The Daya Bay Antineutrino Detector Filling System and Liquid Mass Measurement

TL;DR

The paper details the design and performance of a precise filling system for antineutrino detectors at Daya Bay, enabling accurate measurement of liquid masses critical for neutrino oscillation experiments.

Contribution

It introduces a novel filling system that achieves sub-0.02% precision in liquid target mass measurement for neutrino detectors.

Findings

Achieved target mass measurement precision of <0.02%.

Demonstrated reliable operation of the filling system.
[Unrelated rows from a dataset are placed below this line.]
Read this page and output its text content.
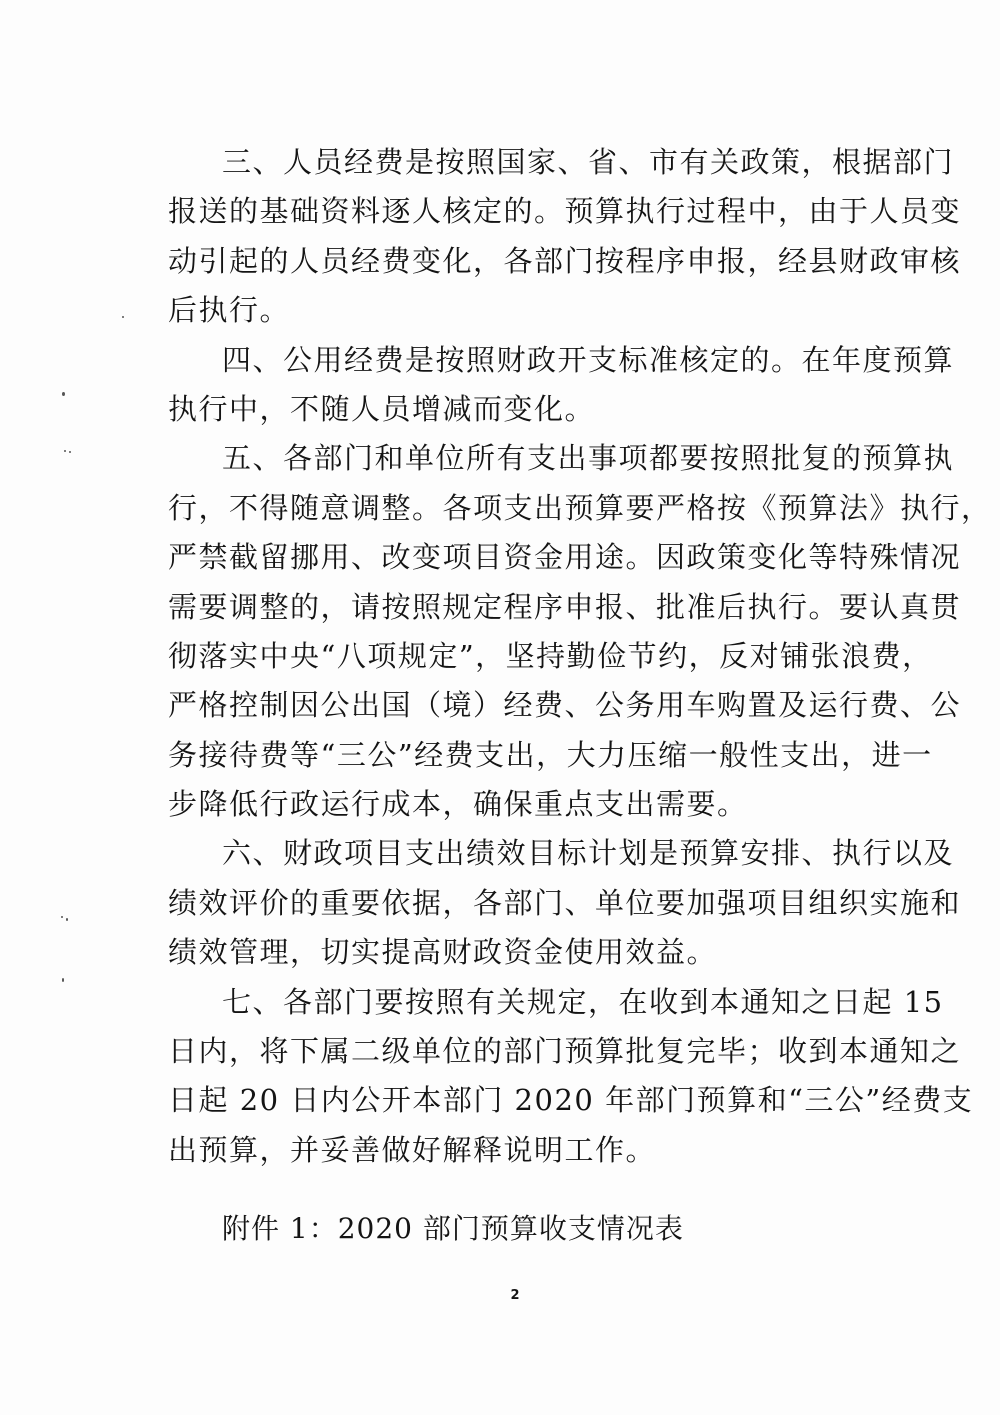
三、人员经费是按照国家、省、市有关政策，根据部门
报送的基础资料逐人核定的。预算执行过程中，由于人员变
动引起的人员经费变化，各部门按程序申报，经县财政审核
后执行。
四、公用经费是按照财政开支标准核定的。在年度预算
执行中，不随人员增减而变化。
五、各部门和单位所有支出事项都要按照批复的预算执
行，不得随意调整。各项支出预算要严格按《预算法》执行，
严禁截留挪用、改变项目资金用途。因政策变化等特殊情况
需要调整的，请按照规定程序申报、批准后执行。要认真贯
彻落实中央“八项规定”，坚持勤俭节约，反对铺张浪费，
严格控制因公出国（境）经费、公务用车购置及运行费、公
务接待费等“三公”经费支出，大力压缩一般性支出，进一
步降低行政运行成本，确保重点支出需要。
六、财政项目支出绩效目标计划是预算安排、执行以及
绩效评价的重要依据，各部门、单位要加强项目组织实施和
绩效管理，切实提高财政资金使用效益。
七、各部门要按照有关规定，在收到本通知之日起 15
日内，将下属二级单位的部门预算批复完毕；收到本通知之
日起 20 日内公开本部门 2020 年部门预算和“三公”经费支
出预算，并妥善做好解释说明工作。
附件 1：2020 部门预算收支情况表
2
Enhanced the accuracy of neutrino oscillation measurements.

Abstract

The Daya Bay Reactor Neutrino Experiment has measured the neutrino mixing angle \theta_{13} to world-leading precision. The experiment uses eight antineutrino detectors filled with 20-tons of gadolinium-doped liquid scintillator to detect antineutrinos emitted from the Daya Bay nuclear power plant through the inverse beta decay reaction. The precision measurement of sin^{2}2\theta_{13} relies on the relative antineutrino interaction rates between detectors at near (400 m) and far (roughly 1.8 km) distances from the nuclear reactors. The measured interaction rate in each detector is directly proportional to the number of protons in the liquid scintillator target. A precision detector filling system was developed to simultaneously fill the three liquid zones of the antineutrino detectors and measure the relative target mass between detectors to <0.02%. This paper describes the design, operation, and performance of the system and the resulting precision measurement of the detectors' target liquid masses.